The Latin otium (leisure) didn’t mean idleness—it meant time free from obligation, available for reflection and genuine productivity. Contemporary research shows that stressed individuals often use social media excessively as a coping mechanism, creating cycles where technology use increases stress rather than relieving it. Seneca warned against this exact pattern: seeking relief from discomfort through activities that ultimately compound our problems.
The Economics of Attention
Seneca approached time with the rigour of a businessman evaluating investments. He would be appalled by our casual squandering of attention on platforms designed to generate advertising revenue rather than human flourishing. Social media addiction particularly affects teenagers, with prevalence rates between 5-20%, driven by low self-esteem and the seeking of external validation.
This mirrors Seneca’s warnings about depending on external sources for our sense of worth. True wealth, he argued, comes from needing less, not having more. Applied to attention, this means finding satisfaction in fewer, deeper engagements rather than constant stimulation.
I can concur based on my own experience. It turns out that busyness is bad for business.
The Temporal Audit
Seneca recommended regular examination of how we spend our days. He would likely advocate for what we now call “time tracking,” but with a philosophical rather than merely productive intent.
What would Marcus Do?
Try this for a week.
Weekly Time Audit: Track your attention patterns for one week without judgement. Note when you feel genuinely engaged versus when you’re simply passing time. Seneca wrote, “Every new thing excites the mind, but a mind that seeks the truth turns from the new to the eternal.”

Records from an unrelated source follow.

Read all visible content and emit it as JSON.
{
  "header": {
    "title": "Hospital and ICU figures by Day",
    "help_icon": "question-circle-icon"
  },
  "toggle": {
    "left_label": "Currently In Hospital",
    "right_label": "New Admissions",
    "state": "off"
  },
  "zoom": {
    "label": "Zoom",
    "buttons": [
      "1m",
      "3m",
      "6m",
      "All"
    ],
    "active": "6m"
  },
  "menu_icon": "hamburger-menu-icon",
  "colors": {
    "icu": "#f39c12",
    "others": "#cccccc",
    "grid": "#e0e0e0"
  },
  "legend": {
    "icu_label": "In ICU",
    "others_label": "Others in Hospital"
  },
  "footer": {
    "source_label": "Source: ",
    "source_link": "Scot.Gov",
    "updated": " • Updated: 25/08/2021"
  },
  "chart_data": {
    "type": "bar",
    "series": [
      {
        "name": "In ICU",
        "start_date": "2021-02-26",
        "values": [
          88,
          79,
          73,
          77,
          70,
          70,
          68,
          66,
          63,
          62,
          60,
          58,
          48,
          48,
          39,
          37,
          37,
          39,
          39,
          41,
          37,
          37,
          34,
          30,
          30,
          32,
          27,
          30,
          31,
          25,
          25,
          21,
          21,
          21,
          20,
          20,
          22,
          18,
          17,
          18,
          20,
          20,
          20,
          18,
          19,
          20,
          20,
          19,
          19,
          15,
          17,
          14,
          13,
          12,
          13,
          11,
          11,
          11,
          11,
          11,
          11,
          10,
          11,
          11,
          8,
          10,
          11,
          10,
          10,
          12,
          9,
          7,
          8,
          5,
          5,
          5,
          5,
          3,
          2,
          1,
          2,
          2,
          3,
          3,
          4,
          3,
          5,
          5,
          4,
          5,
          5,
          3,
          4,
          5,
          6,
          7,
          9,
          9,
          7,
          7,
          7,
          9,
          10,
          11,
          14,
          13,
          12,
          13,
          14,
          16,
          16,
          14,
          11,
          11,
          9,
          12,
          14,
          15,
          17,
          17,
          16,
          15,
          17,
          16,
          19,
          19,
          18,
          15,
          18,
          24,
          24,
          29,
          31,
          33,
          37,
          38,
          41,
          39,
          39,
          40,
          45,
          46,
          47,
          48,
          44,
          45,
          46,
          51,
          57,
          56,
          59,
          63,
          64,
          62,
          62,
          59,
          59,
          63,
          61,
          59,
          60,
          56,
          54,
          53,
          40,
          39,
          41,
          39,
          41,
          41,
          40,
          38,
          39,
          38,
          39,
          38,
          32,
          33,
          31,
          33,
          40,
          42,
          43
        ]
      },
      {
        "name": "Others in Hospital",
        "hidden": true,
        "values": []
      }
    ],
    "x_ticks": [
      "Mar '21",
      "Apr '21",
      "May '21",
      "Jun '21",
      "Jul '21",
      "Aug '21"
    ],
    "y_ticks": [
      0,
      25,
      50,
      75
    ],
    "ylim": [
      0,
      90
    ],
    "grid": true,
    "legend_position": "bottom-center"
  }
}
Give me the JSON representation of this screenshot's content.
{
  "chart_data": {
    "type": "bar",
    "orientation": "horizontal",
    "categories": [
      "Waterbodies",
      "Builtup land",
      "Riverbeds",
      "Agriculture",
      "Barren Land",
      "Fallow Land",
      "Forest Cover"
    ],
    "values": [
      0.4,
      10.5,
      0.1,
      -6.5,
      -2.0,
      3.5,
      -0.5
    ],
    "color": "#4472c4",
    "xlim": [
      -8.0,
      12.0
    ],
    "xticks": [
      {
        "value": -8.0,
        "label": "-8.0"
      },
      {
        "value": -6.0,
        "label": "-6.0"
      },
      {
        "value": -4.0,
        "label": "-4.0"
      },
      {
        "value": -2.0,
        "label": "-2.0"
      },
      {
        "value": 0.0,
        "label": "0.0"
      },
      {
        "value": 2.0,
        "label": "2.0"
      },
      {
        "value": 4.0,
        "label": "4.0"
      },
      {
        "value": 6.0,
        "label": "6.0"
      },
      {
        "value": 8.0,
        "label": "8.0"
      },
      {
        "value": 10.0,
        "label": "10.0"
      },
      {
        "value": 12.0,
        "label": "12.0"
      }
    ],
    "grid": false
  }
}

The Seneca Buffer: Before engaging with any potentially distracting technology, ask: “Will this activity contribute to my philosophical development, my relationships, or my meaningful work?” If not, consciously choose to defer it.
Evening Wealth Assessment: Each night, review the day not by what you accomplished, but by how present you were during your activities. Seneca measured wealth by independence; measure your day by moments of undivided attention.
The Deep Work Hour: Dedicate one hour daily to what Seneca would call “genuine leisure”—sustained focus on something valuable without external interruption. This isn’t productivity for its own sake, but cultivation of the mind’s capacity for sustained thought.
Seneca’s wisdom transforms time management from mere efficiency into a philosophical practice. In an age of artificial scarcity created by endless demands on our attention, his insights offer a path to genuine abundance.